Done? Here’s what actually works, according to scientists

Almost everyone gets, he sighssupported up-aka, constipation – from time to time. For many people, however, constipation can turn into a restless night. Fortunately, this week’s handy guide highlights the foods and supplements most likely to help you make your trip to the bathroom a smoother one.
Researchers in the UK compiled the guide, following an extensive review of the medical literature. Kiwis, rye bread, and fiber supplements were some of the things that had clear evidence supporting their use for chronic constipation, the researchers found. The findings, endorsed by the British Hearpetic Association, represent the first strict dietary guidelines for managing this frustrating health condition, the authors say.
“Chronic constipation can have a significant impact on day-to-day life,” said lead author Irini Dimidi, a nutrition researcher at King’s College London, in a University statement. “For the first time, we’ve provided guidance on what dietary approaches can truly help, and what dietary advice has no evidence.”
The endless debate
Estimates vary, but about 16% of the world’s population is thought to have constipation at the moment, and chronic constipation can affect between 9% and 20% of adults in the US, making it more popular since we have a quarter and a half of people over 65.
Most cases of chronic constipation are not linked to one known cause, such as disease, but there are factors that increase the risk of it occurring, including lifestyles such as our diet.
Medical guidelines in the past emphasized general advice for managing constipation, such as eating a diet rich in fiber.
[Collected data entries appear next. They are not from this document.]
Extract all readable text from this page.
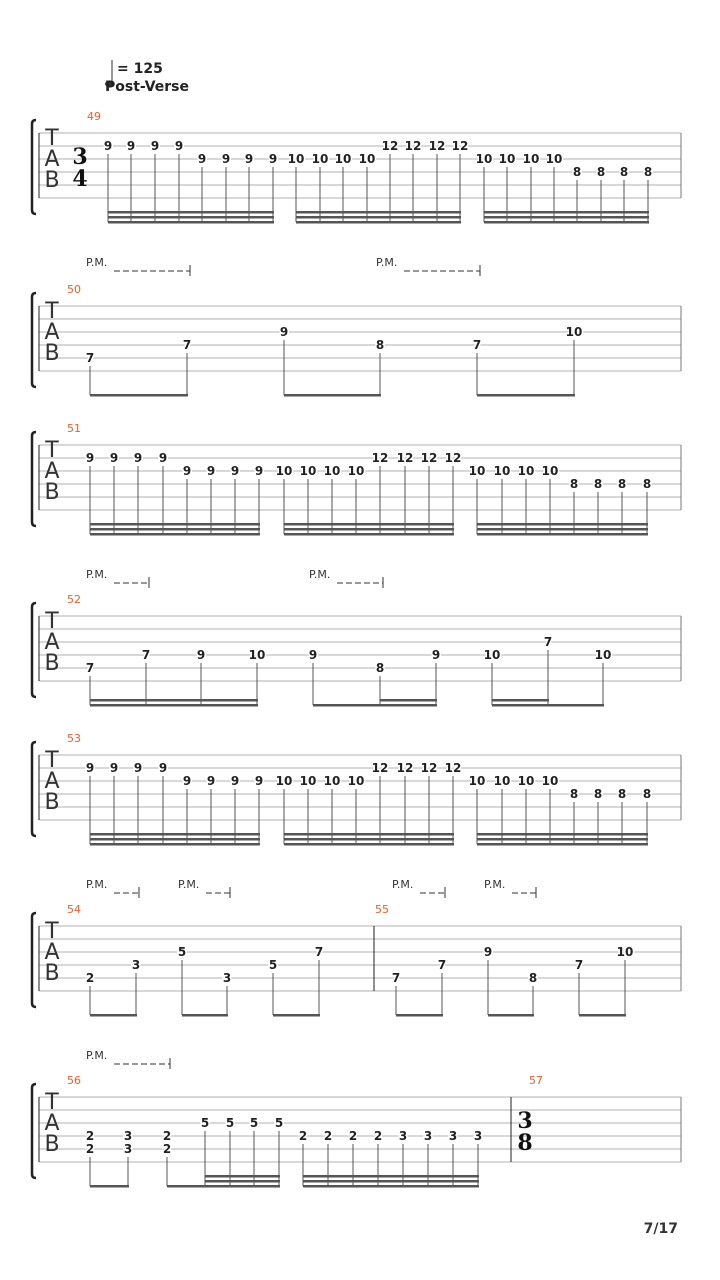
= 125
Post-Verse
T
A
B
49
3
4
9 9 9 9
9 9 9 9 10 10 10 10
12 12 12 12
10 10 10 10
8 8 8 8
T
A
B
50
7
7
9
8	7
10
P.M.	P.M.
T
A
B
51
9 9 9 9
9 9 9 9 10 10 10 10
12 12 12 12
10 10 10 10
8 8 8 8
T
A
B
52
7
7	9	10	9
8
9	10
7
10
P.M.	P.M.
T
A
B
53
9 9 9 9
9 9 9 9 10 10 10 10
12 12 12 12
10 10 10 10
8 8 8 8
T
A
B
54	55
2
3
5
3
5
7
7
7
9
8
7
10
P.M.	P.M.	P.M.	P.M.
T
A
B
56	57
3
8
2
2
3
3
2
2
5 5 5 5
2 2 2 2 3 3 3 3
P.M.
7/17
But the study’s researchers say their work is designed to identify specific foods and supplements that have scientific backing for managing constipation.
The investigators conducted four separate systematic reviews, which carefully analyzed data from 75 randomized controlled trials. Findings from these reviews were then used to create guidelines in a process called the recommendation inclusion, evaluation, development and evaluation, or grade, program.
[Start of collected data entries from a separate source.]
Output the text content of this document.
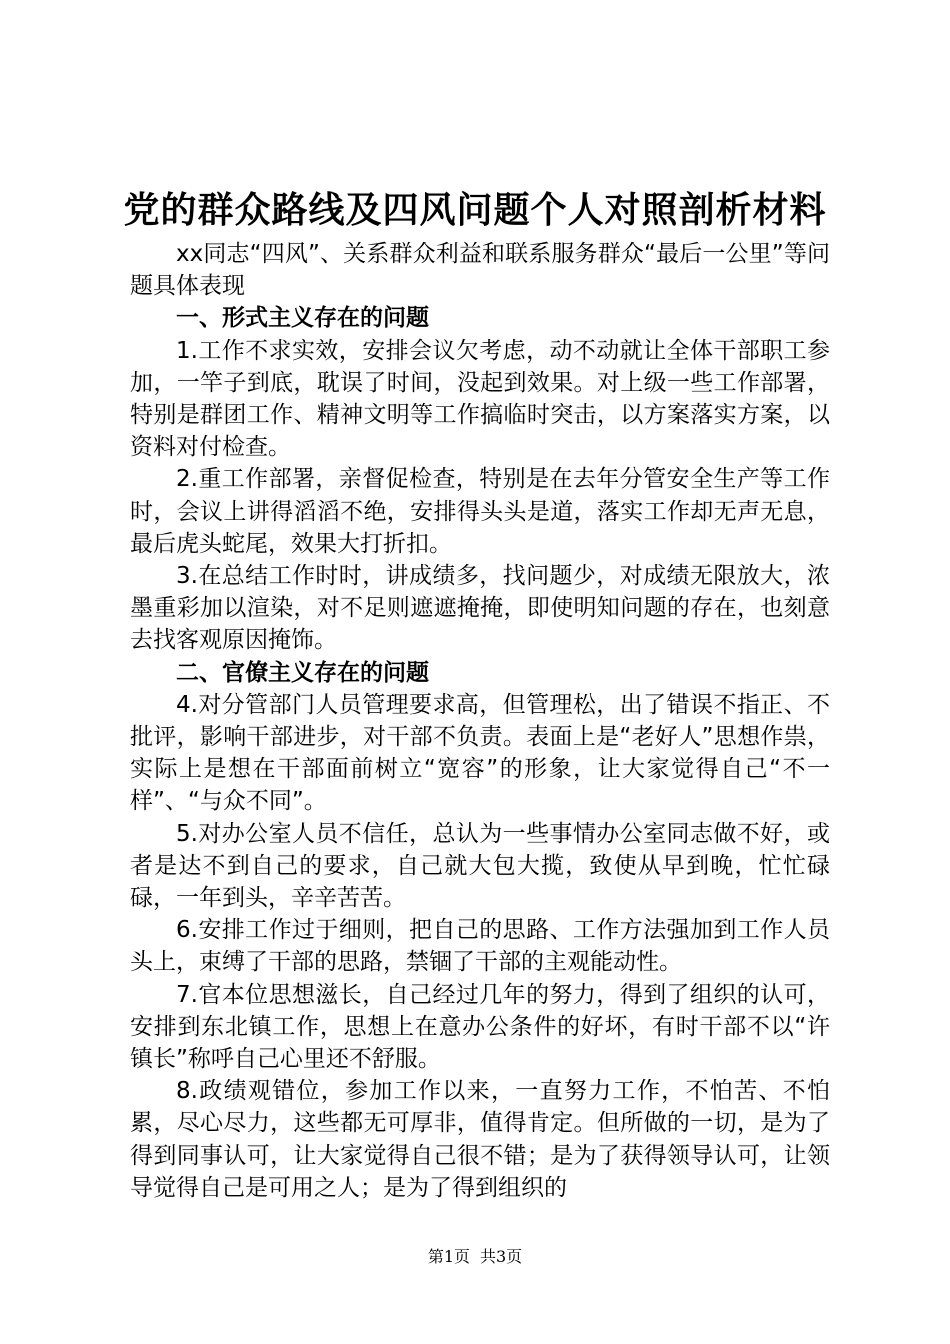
党的群众路线及四风问题个人对照剖析材料

xx同志“四风”、关系群众利益和联系服务群众“最后一公里”等问题具体表现

一、形式主义存在的问题

1.工作不求实效，安排会议欠考虑，动不动就让全体干部职工参加，一竿子到底，耽误了时间，没起到效果。对上级一些工作部署，特别是群团工作、精神文明等工作搞临时突击，以方案落实方案，以资料对付检查。

2.重工作部署，亲督促检查，特别是在去年分管安全生产等工作时，会议上讲得滔滔不绝，安排得头头是道，落实工作却无声无息，最后虎头蛇尾，效果大打折扣。

3.在总结工作时时，讲成绩多，找问题少，对成绩无限放大，浓墨重彩加以渲染，对不足则遮遮掩掩，即使明知问题的存在，也刻意去找客观原因掩饰。

二、官僚主义存在的问题

4.对分管部门人员管理要求高，但管理松，出了错误不指正、不批评，影响干部进步，对干部不负责。表面上是“老好人”思想作祟，实际上是想在干部面前树立“宽容”的形象，让大家觉得自己“不一样”、“与众不同”。

5.对办公室人员不信任，总认为一些事情办公室同志做不好，或者是达不到自己的要求，自己就大包大揽，致使从早到晚，忙忙碌碌，一年到头，辛辛苦苦。

6.安排工作过于细则，把自己的思路、工作方法强加到工作人员头上，束缚了干部的思路，禁锢了干部的主观能动性。

7.官本位思想滋长，自己经过几年的努力，得到了组织的认可，安排到东北镇工作，思想上在意办公条件的好坏，有时干部不以“许镇长”称呼自己心里还不舒服。

8.政绩观错位，参加工作以来，一直努力工作，不怕苦、不怕累，尽心尽力，这些都无可厚非，值得肯定。但所做的一切，是为了得到同事认可，让大家觉得自己很不错；是为了获得领导认可，让领导觉得自己是可用之人；是为了得到组织的

第1页 共3页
One important feature of the grading system is that it separates the level of evidence supporting a particular recommendation and the strength of the recommendation, meaning how useful it will be to people. A strong recommendation in this case, for example, would mean that the majority of all chronic cases would likely benefit from following it. The proposed recommendations were also evaluated and decided by a panel of experts involved in the field (this is known as the Delphi Consensus).
The guidelines were published jointly in two journals, the journal of human nutrition and nutrition and neurogaltorloenterology & motility.
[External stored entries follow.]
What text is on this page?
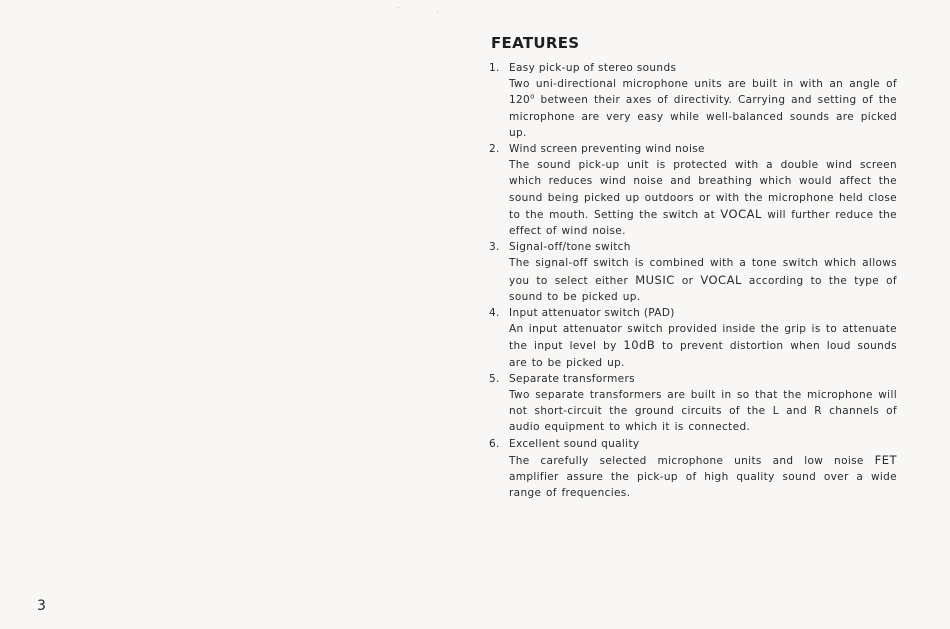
FEATURES
1. Easy pick-up of stereo sounds

Two uni-directional microphone units are built in with an angle of 120$^o$ between their axes of directivity. Carrying and setting of the microphone are very easy while well-balanced sounds are picked up.

2. Wind screen preventing wind noise

The sound pick-up unit is protected with a double wind screen which reduces wind noise and breathing which would affect the sound being picked up outdoors or with the microphone held close to the mouth. Setting the switch at VOCAL will further reduce the effect of wind noise.

3. Signal-off/tone switch

The signal-off switch is combined with a tone switch which allows you to select either MUSIC or VOCAL according to the type of sound to be picked up.

4. Input attenuator switch (PAD)

An input attenuator switch provided inside the grip is to attenuate the input level by 10dB to prevent distortion when loud sounds are to be picked up.

5. Separate transformers

Two separate transformers are built in so that the microphone will not short-circuit the ground circuits of the L and R channels of audio equipment to which it is connected.

6. Excellent sound quality

The carefully selected microphone units and low noise FET amplifier assure the pick-up of high quality sound over a wide range of frequencies.

3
What works best for constipation?
In total, the researchers came up with 59 recommendations.
The most recommended supplements for constipation in the guidelines are Psyllium fiber Supplements, magnesium oxide supplements, and probiotics (although it is unclear which ones are best).
As for certain foods, the list goes: Kiwifruits, rye bread, and high mineral water.
Interestingly, the authors failed to find enough positive evidence to support any diet, including a high-fat diet. While it’s still possible that eating more fiber can prevent or treat chronic constipation, researchers say higher-quality studies are needed to know for sure. It’s also worth noting that a high-fiber diet is thought to have many health benefits, so there’s no reason to feel anxious if you’re already including plenty of fiber in your diet.
The researchers said that more extensive research should be done to develop the right treatments or interventions for constipation, because most of the studies reviewed were of low quality. But as it is, their recommendations can help people dealing with constipation, they say.
“Being able to improve this condition through dietary changes can allow people to better manage their symptoms and hopefully, improve their health,” Dimidi said.